Trump yönetiminin tarifeleri bir müzakere taktiği olarak kullanma stratejisi, uluslararası alanda eleştirilere neden oldu ve birçok ülke tarafından "zorbalık" olarak nitelendirildi. Çin’in BM’deki eleştirileri, bu görüşün bir yansıması ve Pekin’in uluslararası hukuka ve çok taraflı işbirliğine bağlı olduğunu vurgulama çabası olarak görülebilir.
Bessent’in açıklamaları, Trump yönetiminin de bir anlaşmaya varmak istediğini gösteriyor, ancak sürecin "çok adımlı" olacağı ve öncelikle gerginliğin azaltılması gerektiği vurgusu, müzakerelerin zorlu ve uzun süreceği anlamına geliyor.
Çin’in bazı Amerikan ürünlerine uygulanan tarifeleri kaldırması, bir iyi niyet göstergesi olarak değerlendirilebilir ve müzakerelere olumlu bir zemin hazırlamaya yönelik bir adım olarak görülebilir. Ancak, bu hamlenin yeterli olup olmadığı ve ABD’nin de benzer tavizler verip vermeyeceği belirsizliğini koruyor.
Sonuç olarak, ABD ile Çin arasındaki ticaret savaşının geleceği, önümüzdeki aylarda yapılacak müzakerelere bağlı olacak. Her iki tarafın da taviz vermeye istekli olması ve ortak bir zemin bulması gerekiyor. Aksi takdirde, küresel piyasaların istikrarsızlığı devam edecek ve dünya ekonomisi bundan olumsuz etkilenecektir. Çin’in müzakere masasına oturma ihtimali, sadece iki ülke için değil, küresel ekonomi için de önemli bir gelişme olarak kaydedilmelidir. Bu sürecin şeffaf ve adil bir şekilde yürütülmesi, uluslararası ticaretin geleceği için kritik bir öneme sahiptir.

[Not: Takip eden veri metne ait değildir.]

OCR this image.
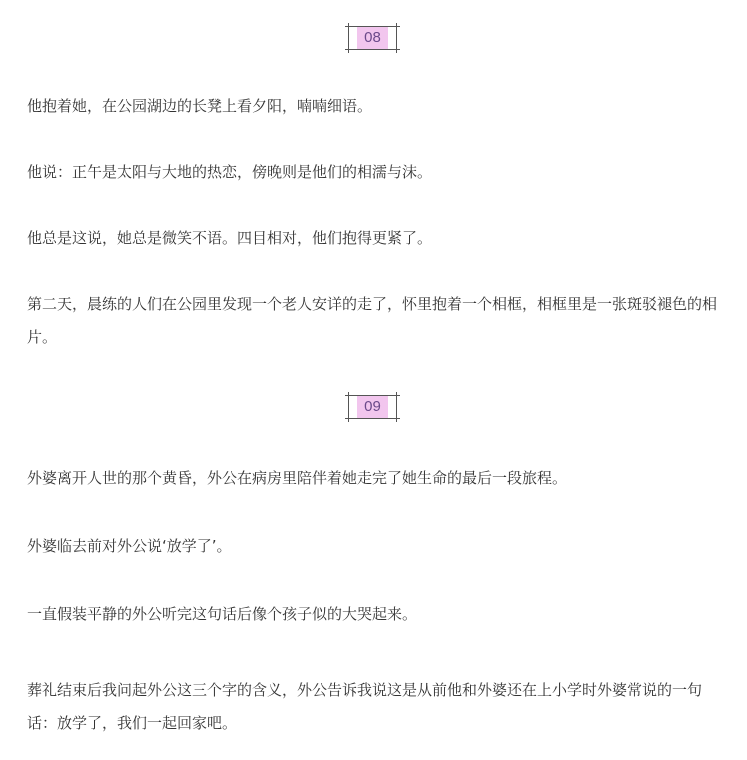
08

他抱着她，在公园湖边的长凳上看夕阳，喃喃细语。

他说：正午是太阳与大地的热恋，傍晚则是他们的相濡与沫。

他总是这说，她总是微笑不语。四目相对，他们抱得更紧了。

第二天，晨练的人们在公园里发现一个老人安详的走了，怀里抱着一个相框，相框里是一张斑驳褪色的相片。

09

外婆离开人世的那个黄昏，外公在病房里陪伴着她走完了她生命的最后一段旅程。

外婆临去前对外公说‘放学了’。

一直假装平静的外公听完这句话后像个孩子似的大哭起来。

葬礼结束后我问起外公这三个字的含义，外公告诉我说这是从前他和外婆还在上小学时外婆常说的一句话：放学了，我们一起回家吧。
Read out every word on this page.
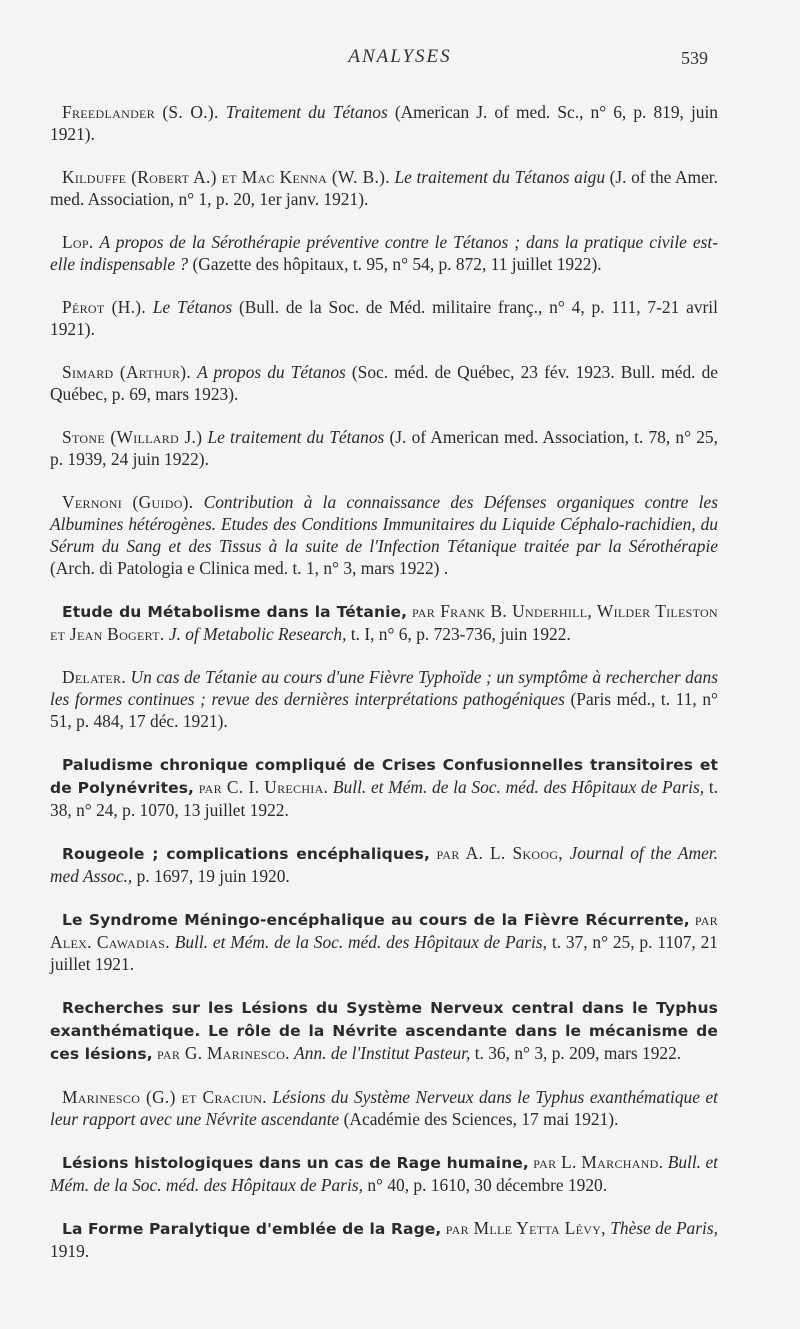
ANALYSES	539

Freedlander (S. O.). Traitement du Tétanos (American J. of med. Sc., n° 6, p. 819, juin 1921).

Kilduffe (Robert A.) et Mac Kenna (W. B.). Le traitement du Tétanos aigu (J. of the Amer. med. Association, n° 1, p. 20, 1er janv. 1921).

Lop. A propos de la Sérothérapie préventive contre le Tétanos ; dans la pratique civile est-elle indispensable ? (Gazette des hôpitaux, t. 95, n° 54, p. 872, 11 juillet 1922).

Pérot (H.). Le Tétanos (Bull. de la Soc. de Méd. militaire franç., n° 4, p. 111, 7-21 avril 1921).

Simard (Arthur). A propos du Tétanos (Soc. méd. de Québec, 23 fév. 1923. Bull. méd. de Québec, p. 69, mars 1923).

Stone (Willard J.) Le traitement du Tétanos (J. of American med. Association, t. 78, n° 25, p. 1939, 24 juin 1922).

Vernoni (Guido). Contribution à la connaissance des Défenses organiques contre les Albumines hétérogènes. Etudes des Conditions Immunitaires du Liquide Céphalo-rachidien, du Sérum du Sang et des Tissus à la suite de l'Infection Tétanique traitée par la Sérothérapie (Arch. di Patologia e Clinica med. t. 1, n° 3, mars 1922) .

Etude du Métabolisme dans la Tétanie, par Frank B. Underhill, Wilder Tileston et Jean Bogert. J. of Metabolic Research, t. I, n° 6, p. 723-736, juin 1922.

Delater. Un cas de Tétanie au cours d'une Fièvre Typhoïde ; un symptôme à rechercher dans les formes continues ; revue des dernières interprétations pathogéniques (Paris méd., t. 11, n° 51, p. 484, 17 déc. 1921).

Paludisme chronique compliqué de Crises Confusionnelles transitoires et de Polynévrites, par C. I. Urechia. Bull. et Mém. de la Soc. méd. des Hôpitaux de Paris, t. 38, n° 24, p. 1070, 13 juillet 1922.

Rougeole ; complications encéphaliques, par A. L. Skoog, Journal of the Amer. med Assoc., p. 1697, 19 juin 1920.

Le Syndrome Méningo-encéphalique au cours de la Fièvre Récurrente, par Alex. Cawadias. Bull. et Mém. de la Soc. méd. des Hôpitaux de Paris, t. 37, n° 25, p. 1107, 21 juillet 1921.

Recherches sur les Lésions du Système Nerveux central dans le Typhus exanthématique. Le rôle de la Névrite ascendante dans le mécanisme de ces lésions, par G. Marinesco. Ann. de l'Institut Pasteur, t. 36, n° 3, p. 209, mars 1922.

Marinesco (G.) et Craciun. Lésions du Système Nerveux dans le Typhus exanthématique et leur rapport avec une Névrite ascendante (Académie des Sciences, 17 mai 1921).

Lésions histologiques dans un cas de Rage humaine, par L. Marchand. Bull. et Mém. de la Soc. méd. des Hôpitaux de Paris, n° 40, p. 1610, 30 décembre 1920.

La Forme Paralytique d'emblée de la Rage, par Mlle Yetta Lévy, Thèse de Paris, 1919.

Belirsizlikler ve Beklentiler
Bu süreçte birçok belirsizlik hala devam ediyor. Örneğin, ABD’nin müzakere stratejisi, Çin’in kırmızı çizgileri ve her iki tarafın da hangi alanlarda taviz verebileceği gibi konular belirsizliğini koruyor. Ayrıca, Trump yönetiminin içindeki farklı görüşler ve Beyaz Saray’daki siyasi dinamikler de müzakereleri etkileyebilir.
Ancak, bu belirsizliklere rağmen, ticaret savaşının sona ermesi ve iki ülke arasındaki ilişkilerin normalleşmesi için bir umut var. Küresel ekonomi için olumlu bir senaryo, her iki tarafın da karşılıklı çıkarları doğrultusunda bir anlaşmaya varması ve uluslararası ticaretin serbest akışının sağlanmasıdır. Bu durum, küresel büyüme ve istihdam için önemli bir katkı sağlayabilir.
Sonuç olarak, Çin’in ABD’nin tarife görüşmeleri teklifini değerlendirmesi, ticaret savaşının geleceği için kritik bir dönüm noktası olabilir. Önümüzdeki aylarda yapılacak müzakereler, küresel ekonominin kaderini belirleyecek ve uluslararası ticaretin geleceğini şekillendirecektir. Tüm dünya, bu sürecin nasıl gelişeceğini yakından takip edecektir.